Limited Generalizability

The study focuses narrowly on LEO satellite scheduling, leaving open the question of whether the switching-stability dilemma applies to other domains or DRL architectures. Further research is needed to validate the findings across diverse applications.

Probing Method Constraints

The causal probing method, while innovative, is limited to ±20% perturbations and 50k-step evaluations. The extent to which these constraints capture the full complexity of reward term interactions remains unclear.

LLM Collapse Attribution

The claim that LLM collapse is solely due to reward weight oscillation lacks nuanced analysis. Additional factors, such as model capacity, training data quality, or reward function design, may also contribute to performance degradation.

Expert Commentary

This study makes a seminal contribution to the intersection of reinforcement learning, reward design, and large language models, challenging conventional wisdom with empirical rigor. The discovery of the 'switching-stability dilemma' is particularly noteworthy, as it reframes the debate on adaptive rewards by demonstrating the primacy of reward signal stationarity over adaptability. The introduction of causal probing as a methodological tool is a standout innovation, providing a systematic pathway to dissect reward term interactions and uncover counterintuitive insights that elude traditional approaches. However, the study’s narrow focus on LEO satellite scheduling raises questions about generalizability, and the attribution of LLM collapse to reward oscillation alone warrants further investigation. Nonetheless, the findings offer a pragmatic roadmap for AI-DRL integration in communication systems, with broader implications for reward-sensitive applications.

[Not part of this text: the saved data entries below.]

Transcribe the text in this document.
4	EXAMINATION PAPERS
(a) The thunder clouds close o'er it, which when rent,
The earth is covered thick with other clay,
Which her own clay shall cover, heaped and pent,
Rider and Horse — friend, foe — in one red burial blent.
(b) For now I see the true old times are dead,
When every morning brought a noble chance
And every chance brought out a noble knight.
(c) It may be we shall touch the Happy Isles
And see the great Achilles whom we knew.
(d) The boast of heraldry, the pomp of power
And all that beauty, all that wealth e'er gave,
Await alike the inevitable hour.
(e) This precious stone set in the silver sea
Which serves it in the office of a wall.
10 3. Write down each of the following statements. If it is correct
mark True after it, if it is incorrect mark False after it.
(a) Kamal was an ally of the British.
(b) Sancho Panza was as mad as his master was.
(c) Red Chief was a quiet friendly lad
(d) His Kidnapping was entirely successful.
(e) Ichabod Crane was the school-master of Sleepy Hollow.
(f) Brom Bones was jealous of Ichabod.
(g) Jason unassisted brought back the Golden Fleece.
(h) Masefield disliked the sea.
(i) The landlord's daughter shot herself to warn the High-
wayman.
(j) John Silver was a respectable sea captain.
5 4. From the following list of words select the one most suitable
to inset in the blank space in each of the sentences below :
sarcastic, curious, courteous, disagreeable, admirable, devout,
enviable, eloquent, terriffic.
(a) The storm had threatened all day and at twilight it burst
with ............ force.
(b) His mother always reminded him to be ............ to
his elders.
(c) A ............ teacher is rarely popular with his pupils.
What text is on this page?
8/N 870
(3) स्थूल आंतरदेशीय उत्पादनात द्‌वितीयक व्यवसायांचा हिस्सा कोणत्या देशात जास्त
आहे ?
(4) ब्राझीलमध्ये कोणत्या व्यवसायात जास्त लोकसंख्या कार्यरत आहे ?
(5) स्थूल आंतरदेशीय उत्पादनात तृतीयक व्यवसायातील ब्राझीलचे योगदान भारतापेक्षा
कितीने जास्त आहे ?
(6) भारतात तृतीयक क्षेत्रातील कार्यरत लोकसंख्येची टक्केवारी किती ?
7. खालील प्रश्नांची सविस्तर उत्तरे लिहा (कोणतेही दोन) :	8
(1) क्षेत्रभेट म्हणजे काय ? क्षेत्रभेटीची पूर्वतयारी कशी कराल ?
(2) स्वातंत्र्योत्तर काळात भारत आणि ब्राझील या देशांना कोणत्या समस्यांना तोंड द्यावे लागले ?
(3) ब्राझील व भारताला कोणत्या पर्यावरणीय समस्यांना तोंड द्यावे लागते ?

The work underscores the need for a paradigm shift in AI system design—one that prioritizes stability and empirical validation over domain-specific knowledge or adaptive complexity.

Recommendations

  • Adopt causal probing as a standard tool in reward function design to systematically validate reward term interactions and uncover non-intuitive insights.
  • Prioritize reward signal stationarity in DRL systems, particularly in PPO-based architectures, to ensure robust value function convergence and performance stability.
  • Exercise caution when integrating LLMs with DRL systems, conducting rigorous tests for reward stability and weight oscillation to mitigate performance collapse.
  • Expand the scope of causal probing to include longitudinal studies across diverse DRL architectures and domains to validate the generalizability of the switching-stability dilemma.
  • Develop policy frameworks that mandate transparency and robustness testing in AI-driven scheduling systems, particularly in critical infrastructure like satellite networks.